Os chatbots de IA estão a lutar para se tornarem a próxima grande novidade na saúde, destacando-se em testes padronizados e oferecendo aconselhamento para os seus problemas médicos. Mas um novo estudo publicado na Nature Medicine mostrou que eles não só estão longe de alcançar esse objetivo, como podem, na verdade, ser perigosos. O estudo, liderado por várias equipas da Universidade de Oxford, identificou uma lacuna notável nos Modelos de Linguagem de Grande Escala (LLMs). Embora fossem tecnicamente altamente avançados no entendimento médico, eles não conseguiram ajudar eficazmente os utilizadores com problemas médicos pessoais, descobriram os investigadores. “Apesar de toda a hype, a IA simplesmente não está pronta para assumir o papel do médico,” afirmou a Dra. Rebecca Payne, a principal profissional médica do estudo, num comunicado de imprensa a anunciar os resultados. Ela acrescentou que, “Os pacientes precisam de estar cientes de que perguntar a um modelo de linguagem grande sobre os seus sintomas pode ser perigoso, levando a diagnósticos incorretos e a falhas em reconhecer quando é necessária ajuda urgente.” O estudo envolveu 1.300 participantes que usaram modelos de IA da OpenAI, Meta e Cohere para identificar condições de saúde. Eles apresentaram uma série de cenários desenvolvidos por médicos, pedindo ao sistema de IA que lhes dissesse o que deveriam fazer a seguir para lidar com o seu problema médico.

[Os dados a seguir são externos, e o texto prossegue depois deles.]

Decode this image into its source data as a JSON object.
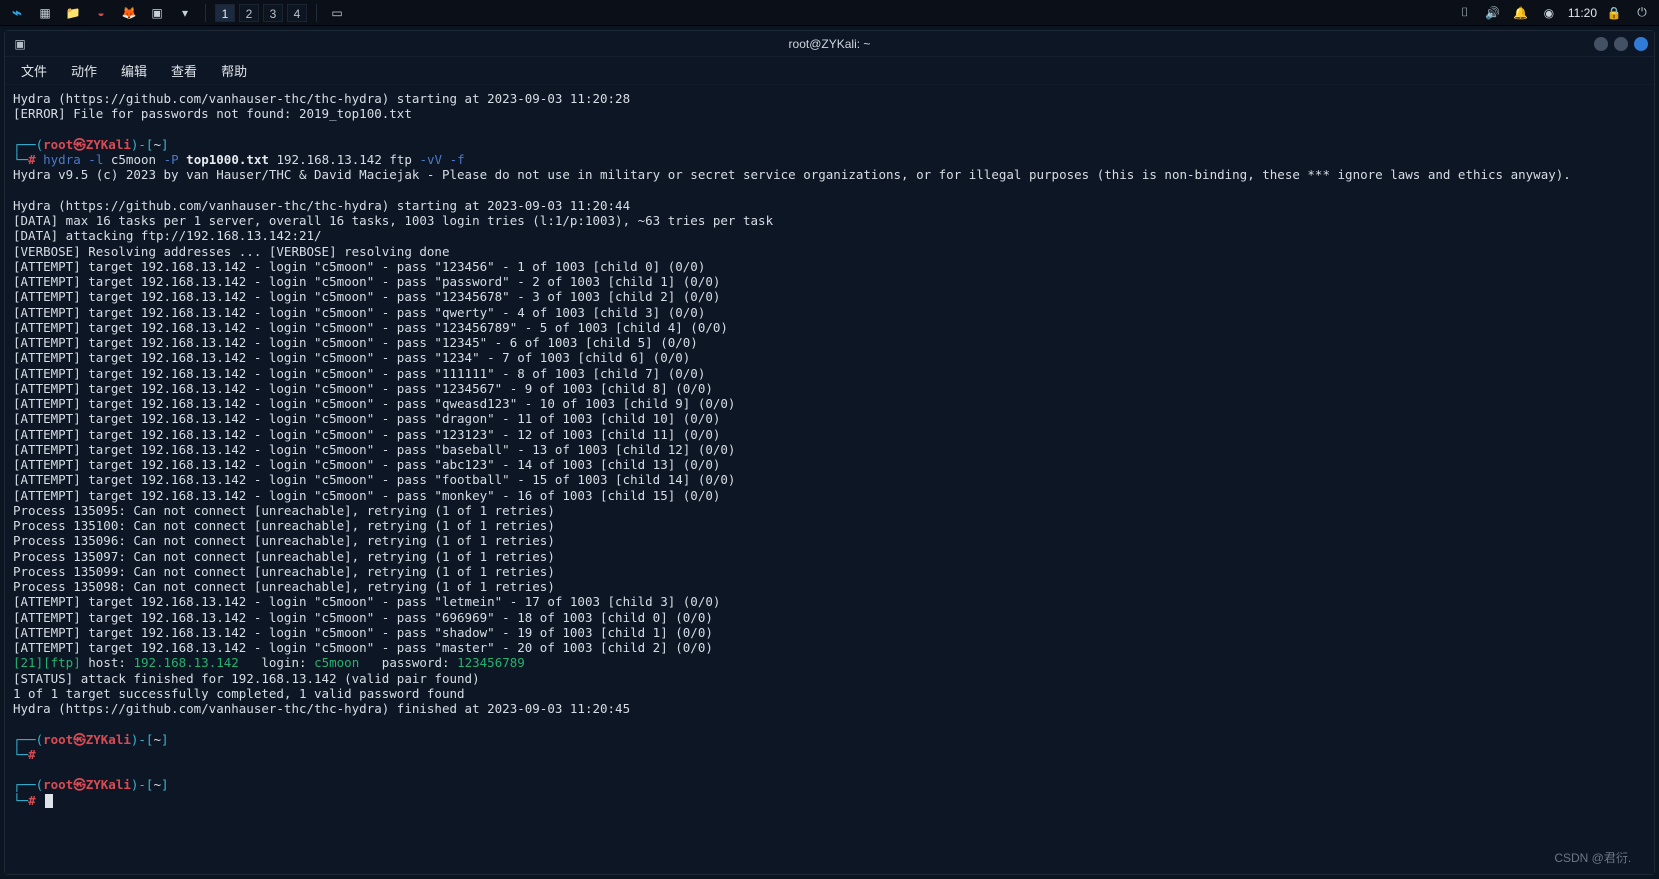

Os resultados do estudo mostraram que estes não eram melhores do que métodos tradicionais de auto-diagnóstico, como procurar informações online ou até mesmo julgamento pessoal. Também foi constatado que havia uma desconexão por parte dos utilizadores, que não sabiam que informações o LLM precisava para oferecer aconselhamento preciso. Os utilizadores receberam uma combinação de bons e maus conselhos, dificultando a identificação dos próximos passos. A Decrypt contactou a OpenAI, Meta e Cohere para comentários e atualizará este artigo caso recebam resposta.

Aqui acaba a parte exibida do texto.